The Glass-Steagall Act, enacted in 1933, separated the activities of investment banks and commercial banks. The law prevented commercial banks from selling or buying stocks with clients’ money, and investment banks were not allowed to take deposits from clients or make loans.

When the law was partially repealed in 1999, the line blurred between investment banks and commercial banks. Commercial banks began trading in stocks and bonds (some credited this with contributing to the 2008 economic crisis), and some investment banks like Goldman Sachs began to accept deposits from clients and grant loans. ready. By diversifying their portfolios and engaging in multiple activities, both types of banks have increased their bottom line.

Tying their profits to those of online lenders could be a way for investment banks to learn more about alternative lending and ultimately determine whether to engage in online lending. In fact, in June of this year, Goldman Sachs announced plans to launch an online consumer lending platform and, later, an online lending platform for small businesses. If alternative lenders become more profitable over the next few years, and the data suggests they will, I won’t be surprised if other investment banks follow suit.

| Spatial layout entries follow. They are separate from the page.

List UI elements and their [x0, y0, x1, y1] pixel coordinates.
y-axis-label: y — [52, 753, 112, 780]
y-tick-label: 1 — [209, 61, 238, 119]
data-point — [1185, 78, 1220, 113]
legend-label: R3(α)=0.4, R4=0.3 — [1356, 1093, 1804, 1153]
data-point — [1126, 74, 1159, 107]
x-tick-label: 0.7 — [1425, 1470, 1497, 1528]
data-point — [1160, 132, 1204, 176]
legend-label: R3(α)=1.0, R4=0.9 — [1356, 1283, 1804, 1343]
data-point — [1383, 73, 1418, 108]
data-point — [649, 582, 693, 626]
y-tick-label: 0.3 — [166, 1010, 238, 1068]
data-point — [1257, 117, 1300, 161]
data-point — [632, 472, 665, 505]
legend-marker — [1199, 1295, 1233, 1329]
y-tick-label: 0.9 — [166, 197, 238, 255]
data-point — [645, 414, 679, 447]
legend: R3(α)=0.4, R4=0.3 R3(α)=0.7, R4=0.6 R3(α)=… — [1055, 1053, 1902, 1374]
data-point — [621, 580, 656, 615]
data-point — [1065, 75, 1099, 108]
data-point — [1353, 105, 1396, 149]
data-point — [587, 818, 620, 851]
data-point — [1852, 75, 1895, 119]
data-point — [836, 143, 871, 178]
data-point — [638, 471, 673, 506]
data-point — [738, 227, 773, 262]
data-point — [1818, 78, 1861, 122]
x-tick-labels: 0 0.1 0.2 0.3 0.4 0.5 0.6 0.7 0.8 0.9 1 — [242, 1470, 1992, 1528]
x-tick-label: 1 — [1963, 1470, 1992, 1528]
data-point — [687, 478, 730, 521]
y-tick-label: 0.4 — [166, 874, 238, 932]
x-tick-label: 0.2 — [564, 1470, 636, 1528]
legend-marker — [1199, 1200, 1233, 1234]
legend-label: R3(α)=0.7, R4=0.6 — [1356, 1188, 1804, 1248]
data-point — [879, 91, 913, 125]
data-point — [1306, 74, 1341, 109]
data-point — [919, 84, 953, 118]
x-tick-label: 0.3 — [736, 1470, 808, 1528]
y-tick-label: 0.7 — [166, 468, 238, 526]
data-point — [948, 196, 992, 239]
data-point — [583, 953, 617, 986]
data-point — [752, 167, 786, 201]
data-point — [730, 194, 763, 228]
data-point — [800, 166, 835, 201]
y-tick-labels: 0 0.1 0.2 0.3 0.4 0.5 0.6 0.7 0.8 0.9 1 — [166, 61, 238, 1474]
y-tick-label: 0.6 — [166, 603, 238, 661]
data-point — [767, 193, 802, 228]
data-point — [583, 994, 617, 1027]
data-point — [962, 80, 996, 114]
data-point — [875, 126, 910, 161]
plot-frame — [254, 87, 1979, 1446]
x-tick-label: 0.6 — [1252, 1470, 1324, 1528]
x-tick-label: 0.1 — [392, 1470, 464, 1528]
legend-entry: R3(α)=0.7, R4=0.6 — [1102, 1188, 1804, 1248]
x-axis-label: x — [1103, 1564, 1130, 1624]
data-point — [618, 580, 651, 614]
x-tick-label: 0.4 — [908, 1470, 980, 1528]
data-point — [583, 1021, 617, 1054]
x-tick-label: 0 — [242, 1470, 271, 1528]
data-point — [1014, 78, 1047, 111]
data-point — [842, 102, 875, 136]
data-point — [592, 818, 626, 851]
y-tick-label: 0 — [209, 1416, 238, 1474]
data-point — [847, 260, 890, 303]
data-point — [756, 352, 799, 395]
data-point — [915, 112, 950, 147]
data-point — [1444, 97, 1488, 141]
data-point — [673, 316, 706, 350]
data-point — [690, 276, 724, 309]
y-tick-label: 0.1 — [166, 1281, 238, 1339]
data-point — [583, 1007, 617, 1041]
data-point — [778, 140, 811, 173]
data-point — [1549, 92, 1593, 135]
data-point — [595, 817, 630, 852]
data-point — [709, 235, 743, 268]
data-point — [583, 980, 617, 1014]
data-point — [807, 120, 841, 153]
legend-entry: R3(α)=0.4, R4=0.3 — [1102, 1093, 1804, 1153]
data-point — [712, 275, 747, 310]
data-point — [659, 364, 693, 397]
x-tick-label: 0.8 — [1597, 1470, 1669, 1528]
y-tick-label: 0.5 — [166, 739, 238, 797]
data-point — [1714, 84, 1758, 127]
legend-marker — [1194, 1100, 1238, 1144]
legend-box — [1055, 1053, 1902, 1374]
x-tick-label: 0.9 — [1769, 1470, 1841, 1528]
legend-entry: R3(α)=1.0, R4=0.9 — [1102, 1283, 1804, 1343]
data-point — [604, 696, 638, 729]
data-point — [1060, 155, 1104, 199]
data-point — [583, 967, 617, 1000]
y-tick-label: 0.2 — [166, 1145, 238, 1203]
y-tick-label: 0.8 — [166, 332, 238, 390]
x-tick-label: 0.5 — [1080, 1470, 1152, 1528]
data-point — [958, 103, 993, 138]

Of course, commercial banks don’t sit idly by while online lenders (and now investment banks) eat their lunch. They treat their rivals like allies by forging partnerships with online lenders. For example, last year BBVA Compass Bank partnered with OnDeck, agreeing to refer borrowers to OnDeck when they are not eligible for a bank loan. If more investment banks start offering loans online, we might also see collaboration between commercial banks and investment banks.

Final result

A few years ago, Aaron Greenspan, CEO of Think Computer Corporation, predicted that “given current market trends, retail banking as we know it today will not exist by 2020”. Investment banks are probably seeing this coming and have decided to support online lenders who, if Greenspan is right, could very well replace commercial banks in the next few years. Some investment banks like Goldman Sachs have gone further by considering becoming online lenders themselves. We don’t know what the future holds. But now, commercial banks have new competitors backed by old investment banks, putting the two parties in indirect but significant competition.